If nearly all of your relatives in Europe died in massacres and concentration camps your natural reaction when reading of the suffering of Germans during and after World War Two, might reasonably be “As ye sow, so shall ye reap.”
Looking at these events from a broader perspective, however, one sees that Germans were also victims of their own monstrous regime. Surviving the Fatherland tells the story of World War Two from the point of view of two children who lived in Solingen, a town that was heavily bombed by the allies during the war. Lily sees her father go off to the war, leaving her, her mother and her young brother in poverty. She idolizes her father, while her mother is a neurotic woman who makes no secret of the fact that she loves her son far more than her daughter. Later she is shocked to learn that her father could have gotten a deferment but volunteered to go. Gunter’s father was drafted, and toward the end of the war, his brother was as well. By the end of the war, he realizes the madness of it all and takes extraordinary measures to avoid conscription. In the end, Lily learns how to be a good mother from observing her own mother’s failings, and Germany learns how to be a good country from the pain of their experiences.

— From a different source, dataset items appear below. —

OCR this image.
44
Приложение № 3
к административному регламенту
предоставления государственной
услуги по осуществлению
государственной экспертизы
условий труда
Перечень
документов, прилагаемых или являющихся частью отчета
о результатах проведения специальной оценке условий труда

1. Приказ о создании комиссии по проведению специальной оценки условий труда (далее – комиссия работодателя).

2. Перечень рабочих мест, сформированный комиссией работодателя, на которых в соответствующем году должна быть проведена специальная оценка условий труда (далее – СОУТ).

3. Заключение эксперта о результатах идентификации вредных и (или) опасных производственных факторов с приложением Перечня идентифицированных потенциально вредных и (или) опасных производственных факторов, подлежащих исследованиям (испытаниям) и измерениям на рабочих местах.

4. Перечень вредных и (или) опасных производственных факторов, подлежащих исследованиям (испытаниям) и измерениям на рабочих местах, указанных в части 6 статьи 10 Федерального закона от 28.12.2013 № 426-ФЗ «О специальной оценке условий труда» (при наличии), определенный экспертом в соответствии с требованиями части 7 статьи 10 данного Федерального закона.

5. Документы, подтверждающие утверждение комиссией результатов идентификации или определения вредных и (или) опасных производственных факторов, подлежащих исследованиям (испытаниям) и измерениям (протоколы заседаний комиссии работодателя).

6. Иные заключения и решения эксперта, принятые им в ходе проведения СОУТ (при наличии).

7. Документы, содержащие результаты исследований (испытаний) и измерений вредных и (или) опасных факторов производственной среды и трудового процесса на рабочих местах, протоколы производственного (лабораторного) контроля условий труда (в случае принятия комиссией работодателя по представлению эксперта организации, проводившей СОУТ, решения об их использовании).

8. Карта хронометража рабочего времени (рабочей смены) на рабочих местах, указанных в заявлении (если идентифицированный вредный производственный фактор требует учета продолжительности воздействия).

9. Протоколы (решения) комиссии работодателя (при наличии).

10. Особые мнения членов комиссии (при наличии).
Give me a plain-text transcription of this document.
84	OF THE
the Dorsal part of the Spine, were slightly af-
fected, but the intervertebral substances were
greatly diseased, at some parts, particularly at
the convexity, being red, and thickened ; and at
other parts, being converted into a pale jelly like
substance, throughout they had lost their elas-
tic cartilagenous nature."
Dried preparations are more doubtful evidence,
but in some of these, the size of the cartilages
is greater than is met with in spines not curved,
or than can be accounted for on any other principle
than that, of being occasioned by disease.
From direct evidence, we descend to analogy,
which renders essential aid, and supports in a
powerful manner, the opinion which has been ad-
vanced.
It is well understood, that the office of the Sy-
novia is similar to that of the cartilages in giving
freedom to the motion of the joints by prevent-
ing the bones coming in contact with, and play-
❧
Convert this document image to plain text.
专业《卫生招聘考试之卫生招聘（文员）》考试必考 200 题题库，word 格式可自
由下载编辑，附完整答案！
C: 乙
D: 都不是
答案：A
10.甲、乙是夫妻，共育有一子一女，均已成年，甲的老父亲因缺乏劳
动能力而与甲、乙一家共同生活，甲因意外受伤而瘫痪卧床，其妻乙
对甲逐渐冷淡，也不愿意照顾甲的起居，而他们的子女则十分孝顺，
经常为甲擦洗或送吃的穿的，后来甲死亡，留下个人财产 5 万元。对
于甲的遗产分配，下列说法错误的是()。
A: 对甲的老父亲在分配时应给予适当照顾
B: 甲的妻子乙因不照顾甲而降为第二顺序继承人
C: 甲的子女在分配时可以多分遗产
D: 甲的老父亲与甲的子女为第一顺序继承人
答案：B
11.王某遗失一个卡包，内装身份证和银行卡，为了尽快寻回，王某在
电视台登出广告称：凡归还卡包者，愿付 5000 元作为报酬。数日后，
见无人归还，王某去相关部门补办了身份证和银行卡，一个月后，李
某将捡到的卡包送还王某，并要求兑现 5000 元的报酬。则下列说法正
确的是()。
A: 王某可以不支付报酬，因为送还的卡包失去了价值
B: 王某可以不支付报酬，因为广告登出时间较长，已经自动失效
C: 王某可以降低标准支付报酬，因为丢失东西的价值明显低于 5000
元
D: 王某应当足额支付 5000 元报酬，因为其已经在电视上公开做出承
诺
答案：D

Surviving the Fatherland tells the stories of these two families in great detail and stands as one of the best World War Two memoirs I have read. It is fictional but based heavily on the experiences of the author’s parents.
In the large picture, this grim story should give the reader hope. Germany emerged from this trauma to become an exemplar of freedom and democracy. They have faced up to their dreadful past and now handle their social problems in a rational manner, providing healthcare and higher education to their citizens and providing a high standard of living, while the U.S. is, increasingly, a failed state. Their leader, Angela Merkel, is presently considered the leader of the free world, while the present leader of the United States is definitely not. Germany learned the hard way, and the United States will learn the hard way.